Financial control policies are characterized by a set of characteristics that affect the success of the discipline process, such as the beginning of discipline, the duration of discipline, the size of financial discipline, and the strength of financial discipline. Fiscal policy tools are a means of controlling public finances and achieving various economic and social objectives, with an appropriate strategy for implementing fiscal consolidation and using sukuk as a tool to compensate for the decrease in public expenditures and the increase in taxes.
There are multiple factors that contribute to the success of fiscal consolidation, such as political and societal will, public support for the fiscal discipline package, the presence of effective financial management, reforms in the labor market, goods and services, and the provision of good government standards.
Fiscal control tools require governments to maintain their fiscal position in a manner consistent with macroeconomic stability and economic growth.
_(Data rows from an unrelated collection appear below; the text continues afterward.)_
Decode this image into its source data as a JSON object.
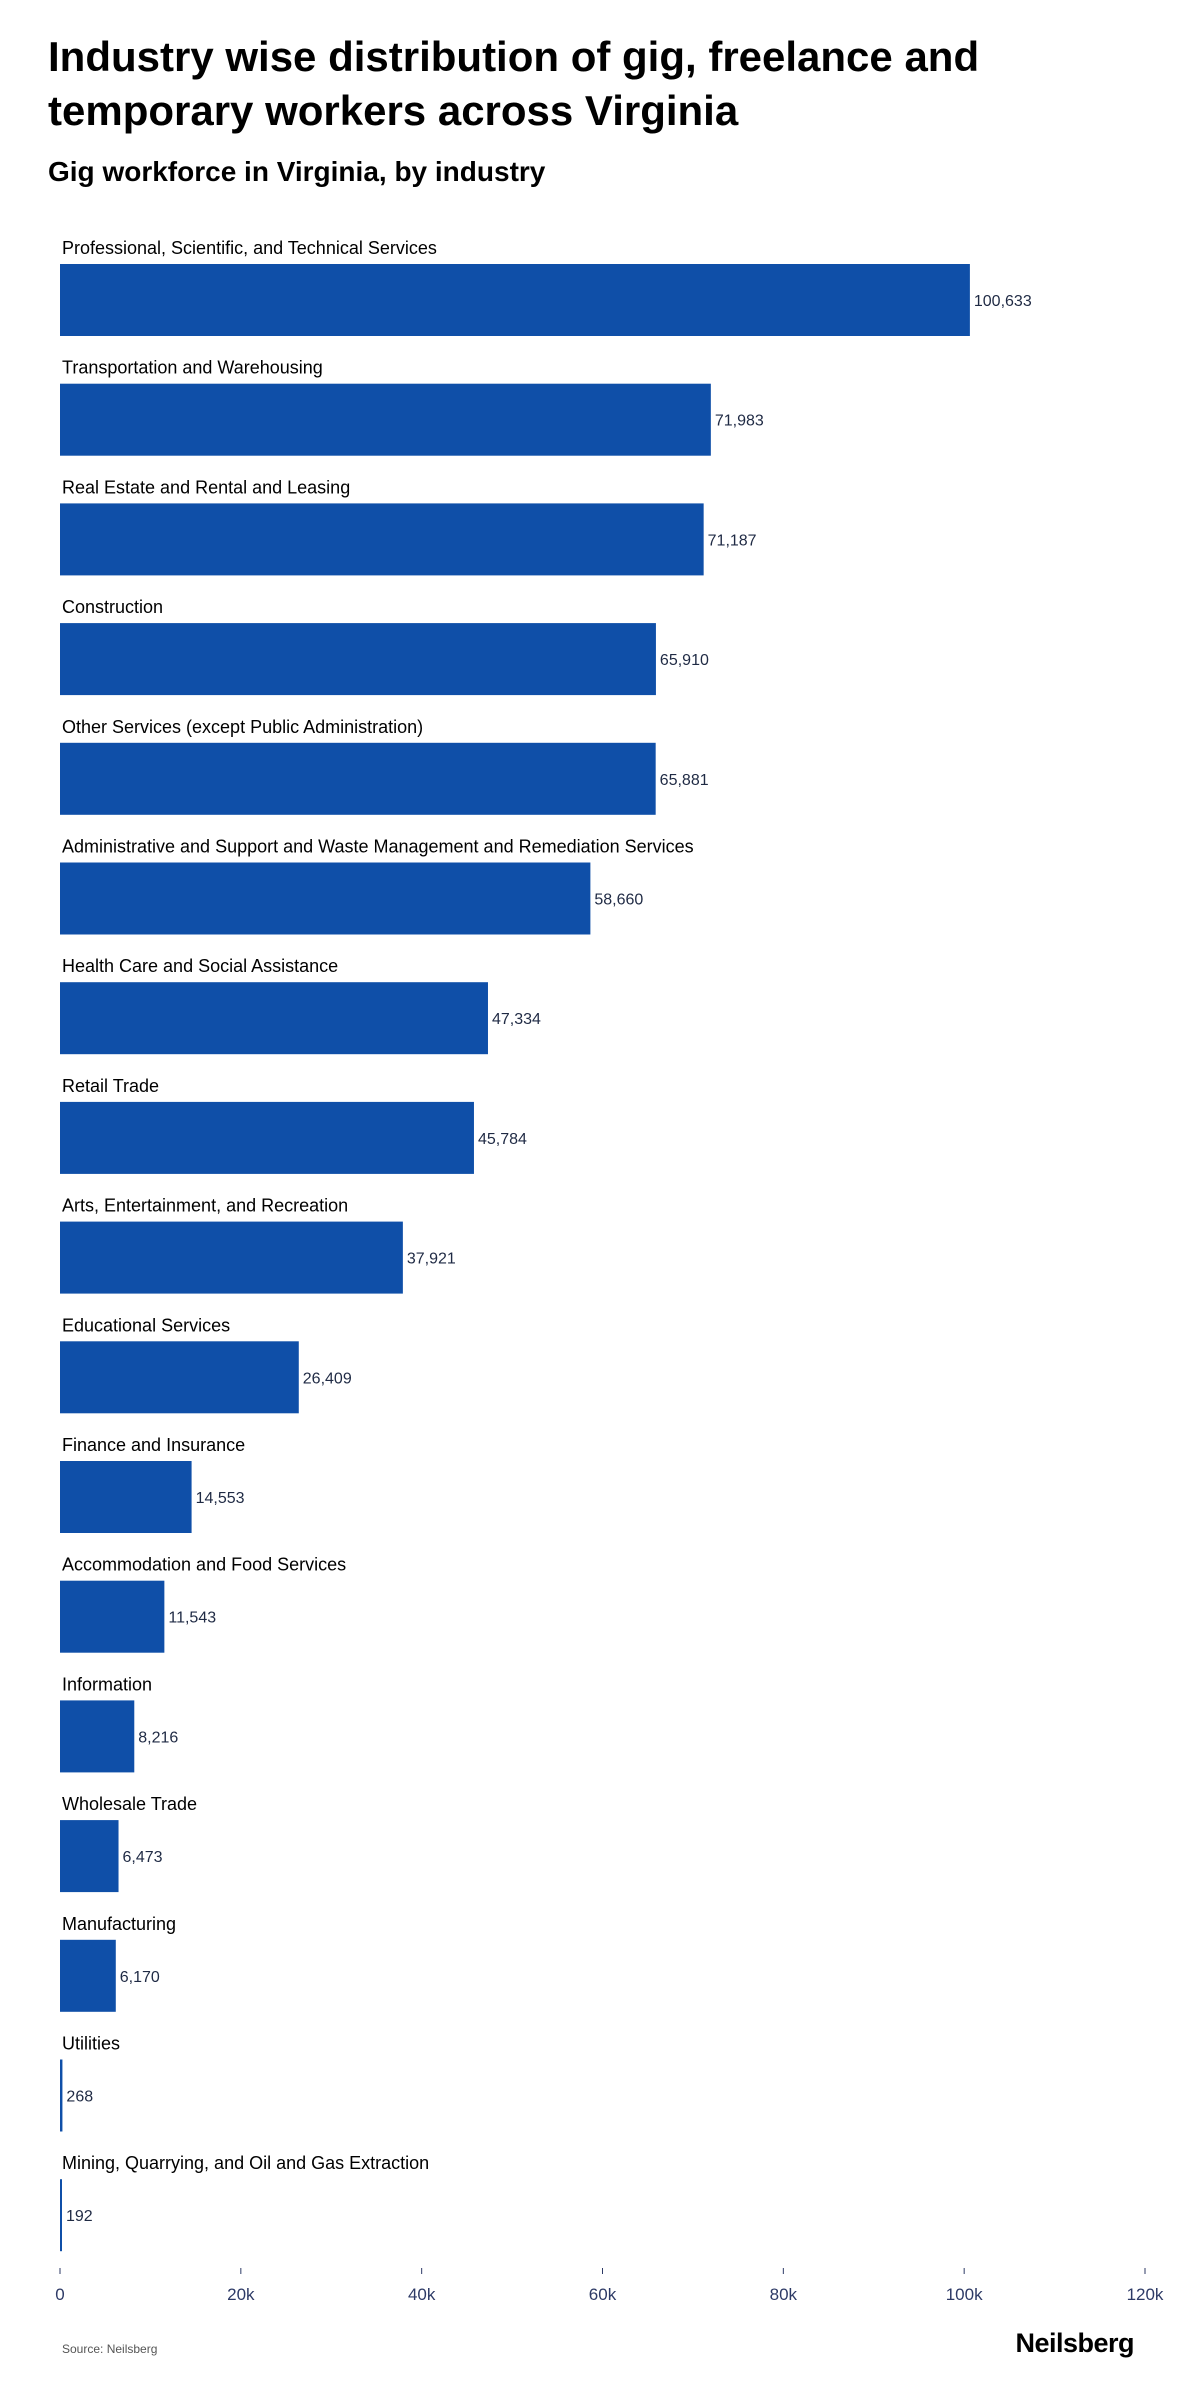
{
  "header": {
    "title": "Industry wise distribution of gig, freelance and temporary workers across Virginia",
    "subtitle": "Gig workforce in Virginia, by industry"
  },
  "footer": {
    "source": "Source: Neilsberg",
    "brand": "Neilsberg"
  },
  "colors": {
    "bar": "#0f4fa8",
    "axis": "#2d3a66"
  },
  "chart_data": {
    "type": "bar",
    "orientation": "horizontal",
    "title": "Gig workforce in Virginia, by industry",
    "xlim": [
      0,
      120000
    ],
    "ticks": [
      0,
      20000,
      40000,
      60000,
      80000,
      100000,
      120000
    ],
    "tick_labels": [
      "0",
      "20k",
      "40k",
      "60k",
      "80k",
      "100k",
      "120k"
    ],
    "grid": false,
    "categories": [
      "Professional, Scientific, and Technical Services",
      "Transportation and Warehousing",
      "Real Estate and Rental and Leasing",
      "Construction",
      "Other Services (except Public Administration)",
      "Administrative and Support and Waste Management and Remediation Services",
      "Health Care and Social Assistance",
      "Retail Trade",
      "Arts, Entertainment, and Recreation",
      "Educational Services",
      "Finance and Insurance",
      "Accommodation and Food Services",
      "Information",
      "Wholesale Trade",
      "Manufacturing",
      "Utilities",
      "Mining, Quarrying, and Oil and Gas Extraction"
    ],
    "values": [
      100633,
      71983,
      71187,
      65910,
      65881,
      58660,
      47334,
      45784,
      37921,
      26409,
      14553,
      11543,
      8216,
      6473,
      6170,
      268,
      192
    ],
    "value_labels": [
      "100,633",
      "71,983",
      "71,187",
      "65,910",
      "65,881",
      "58,660",
      "47,334",
      "45,784",
      "37,921",
      "26,409",
      "14,553",
      "11,543",
      "8,216",
      "6,473",
      "6,170",
      "268",
      "192"
    ]
  }
}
These tools can include government spending, public revenues and taxes. Petroleum states must consider financial control policies during periods of oil shocks, as the size and extent of adjustment are determined based on the continuity of these shocks.
It is preferable to use domestic public debt to finance the deficit if foreign reserves are sufficient to finance the private sector in foreign currency. Fiscal consolidation policies should be preventive and proactive against oil shocks to avoid deepening economic and social impacts.